If you are running/walking with a dog, you agree to abide by these terms.
- Limit one dog per person.
- Dogs must be at least 6 months old and up to date on vaccinations.
- Only bring dogs that are well-behaved around other dogs and people.
- Dogs must be kept on a leash at all times.
- Leashes should be no longer than 6 feet; please keep it short at the start to avoid entanglement.
- No retractable leashes, which may be hazardous in a crowd.
- No dogs in heat.
- All participants must clean up after your dog.
- MSPCA staff or race volunteers reserve the right to stop any runner and his/her dog if a dog appears to be in danger or, in the opinion of staff or volunteers, is being pushed beyond his or her safe limits. No refunds will be given in this event.
- We recommend that dogs run with a harness rather than a neck leash to prevent strain or injury to your dog's trachea.
Now that we’ve got safety covered, here are some tips to help prepare your dog for the big run!
- Be prepared with the right equipment: We recommend fitting your dog for a front clip harness or a head halter. These tools allow you to have the most control of the front of your dog’s body, which can make it much easier to navigate through large crowds and tight spaces. It is important that the equipment fits properly on your dog’s body, and that you introduce your dog to wearing it slowly and positively. Your dog should practice wearing the equipment in the weeks leading up to the race so that he is completely comfortable with it when he’s on the starting ling. You can purchase harnesses and head halters at our adoption centers – and we’re more than happy to help make sure you’ve got the right size and know how to use them!
- Basic training: We recommend teaching any dog to walk nicely on a loose leash, but it’s even more important for a dog that you plan to bring to a race. There will be lots of distractions on the day of the event, and your dog should be prepared to handle them with grace. If you have a dog that becomes nervous or stressed in a hectic environment, he would probably be more comfortable taking a nap on your couch while you’re out winning the race. Even for the most friendly or social dog, it is important that he responds to some basic cues so that you’re able to help him be a politely participate in the festivities.

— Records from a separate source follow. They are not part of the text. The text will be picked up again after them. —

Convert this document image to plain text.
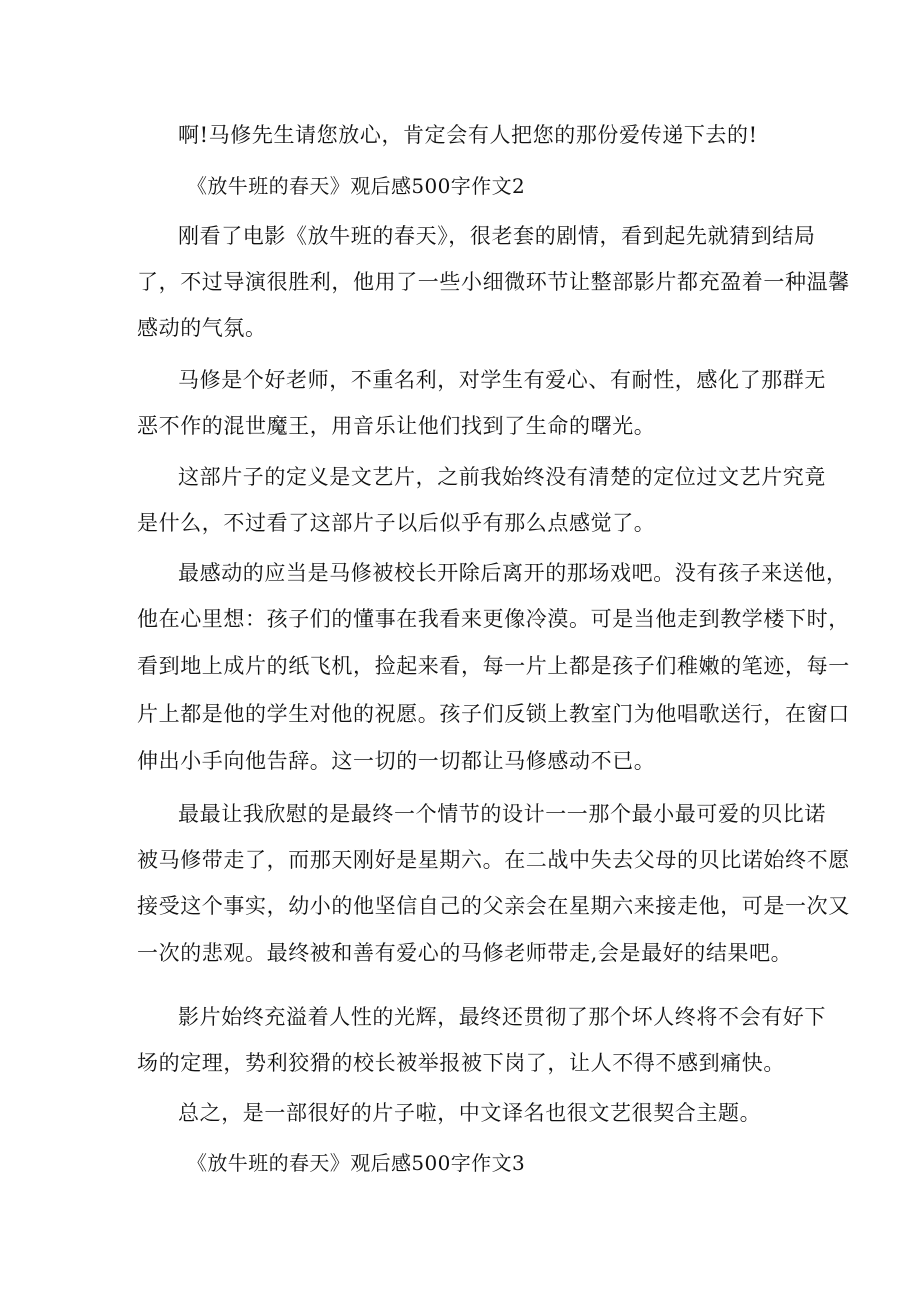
啊!马修先生请您放心，肯定会有人把您的那份爱传递下去的!
《放牛班的春天》观后感500字作文2
刚看了电影《放牛班的春天》，很老套的剧情，看到起先就猜到结局
了，不过导演很胜利，他用了一些小细微环节让整部影片都充盈着一种温馨
感动的气氛。
马修是个好老师，不重名利，对学生有爱心、有耐性，感化了那群无
恶不作的混世魔王，用音乐让他们找到了生命的曙光。
这部片子的定义是文艺片，之前我始终没有清楚的定位过文艺片究竟
是什么，不过看了这部片子以后似乎有那么点感觉了。
最感动的应当是马修被校长开除后离开的那场戏吧。没有孩子来送他，
他在心里想：孩子们的懂事在我看来更像冷漠。可是当他走到教学楼下时，
看到地上成片的纸飞机，捡起来看，每一片上都是孩子们稚嫩的笔迹，每一
片上都是他的学生对他的祝愿。孩子们反锁上教室门为他唱歌送行，在窗口
伸出小手向他告辞。这一切的一切都让马修感动不已。
最最让我欣慰的是最终一个情节的设计一一那个最小最可爱的贝比诺
被马修带走了，而那天刚好是星期六。在二战中失去父母的贝比诺始终不愿
接受这个事实，幼小的他坚信自己的父亲会在星期六来接走他，可是一次又
一次的悲观。最终被和善有爱心的马修老师带走,会是最好的结果吧。
影片始终充溢着人性的光辉，最终还贯彻了那个坏人终将不会有好下
场的定理，势利狡猾的校长被举报被下岗了，让人不得不感到痛快。
总之，是一部很好的片子啦，中文译名也很文艺很契合主题。
《放牛班的春天》观后感500字作文3
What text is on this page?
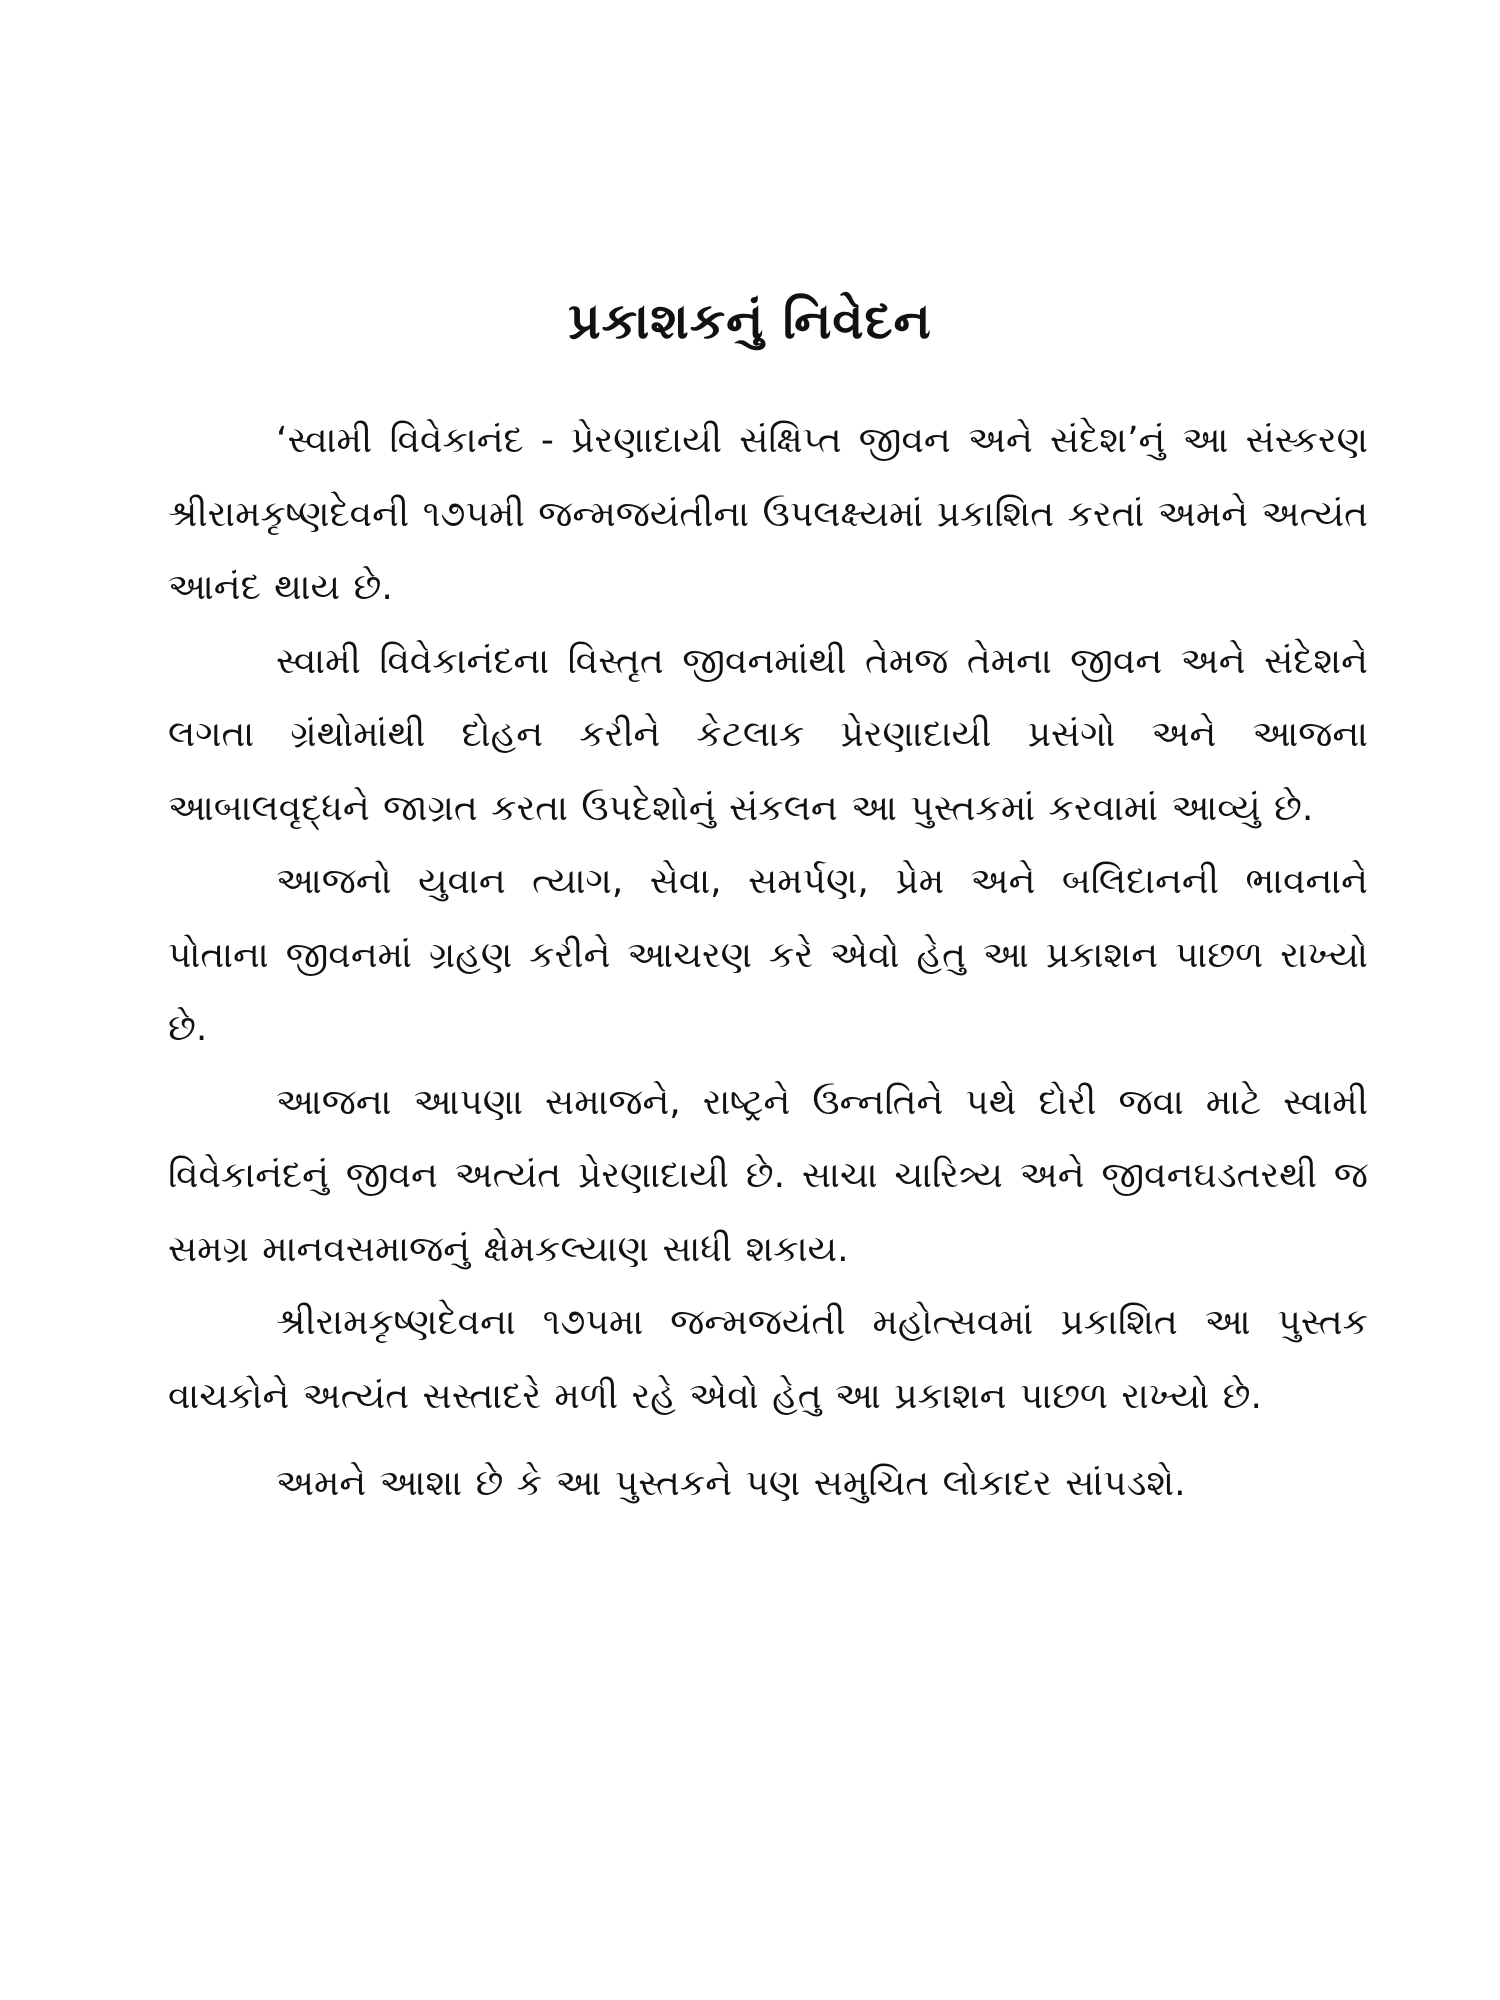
પ્રકાશકનું નિવેદન

‘સ્વામી વિવેકાનંદ - પ્રેરણાદાયી સંક્ષિપ્ત જીવન અને સંદેશ’નું આ સંસ્કરણ શ્રીરામકૃષ્ણદેવની ૧૭૫મી જન્મજયંતીના ઉપલક્ષ્યમાં પ્રકાશિત કરતાં અમને અત્યંત આનંદ થાય છે.

સ્વામી વિવેકાનંદના વિસ્તૃત જીવનમાંથી તેમજ તેમના જીવન અને સંદેશને લગતા ગ્રંથોમાંથી દોહન કરીને કેટલાક પ્રેરણાદાયી પ્રસંગો અને આજના આબાલવૃદ્ધને જાગ્રત કરતા ઉપદેશોનું સંકલન આ પુસ્તકમાં કરવામાં આવ્યું છે.

આજનો યુવાન ત્યાગ, સેવા, સમર્પણ, પ્રેમ અને બલિદાનની ભાવનાને પોતાના જીવનમાં ગ્રહણ કરીને આચરણ કરે એવો હેતુ આ પ્રકાશન પાછળ રાખ્યો છે.

આજના આપણા સમાજને, રાષ્ટ્રને ઉન્નતિને પથે દોરી જવા માટે સ્વામી વિવેકાનંદનું જીવન અત્યંત પ્રેરણાદાયી છે. સાચા ચારિત્ર્ય અને જીવનઘડતરથી જ સમગ્ર માનવસમાજનું ક્ષેમકલ્યાણ સાધી શકાય.

શ્રીરામકૃષ્ણદેવના ૧૭૫મા જન્મજયંતી મહોત્સવમાં પ્રકાશિત આ પુસ્તક વાચકોને અત્યંત સસ્તાદરે મળી રહે એવો હેતુ આ પ્રકાશન પાછળ રાખ્યો છે.

અમને આશા છે કે આ પુસ્તકને પણ સમુચિત લોકાદર સાંપડશે.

- Practice getting your dog’s attention in a distracting environment: On race day, there will be lots of things your dog might be more interested in paying attention to than boring mom or dad. It is important that you’re able to quickly and positively get your dog’s attention in such a crazy environment. Start practicing in your home, and once your dog will consistently look at you when asked (for a treat, of course!), try making it a little bit harder. The next step would be asking for his attention outside when there are no other dogs or people around. Once he masters that step, try on a walk when there is another dog up ahead. Slowly add in more distractions until your dog looks at you at the park, on a dog-friendly patio, during a playdate with his friend, etc. This is great practice for helping your dog through a potentially sticky situation, and it’s an excuse to take your dog with you to lots of fun places! Once you have a dog that give you his attention even though there’s something really fun over there, you know you have a great relationship with your pup!
- Build your dog’s endurance: It is important that you practice running for longer distance with your dog before he is expected to run a 5K. Just like people, he needs to build up the right muscles to be able to comfortable complete the race. We recommend starting small, maybe just a 10 minute run, and slowly building up to the full distance. Make sure you always have water available for your dog, and that you’re paying attention to signs that your dog is telling you he’s too tired.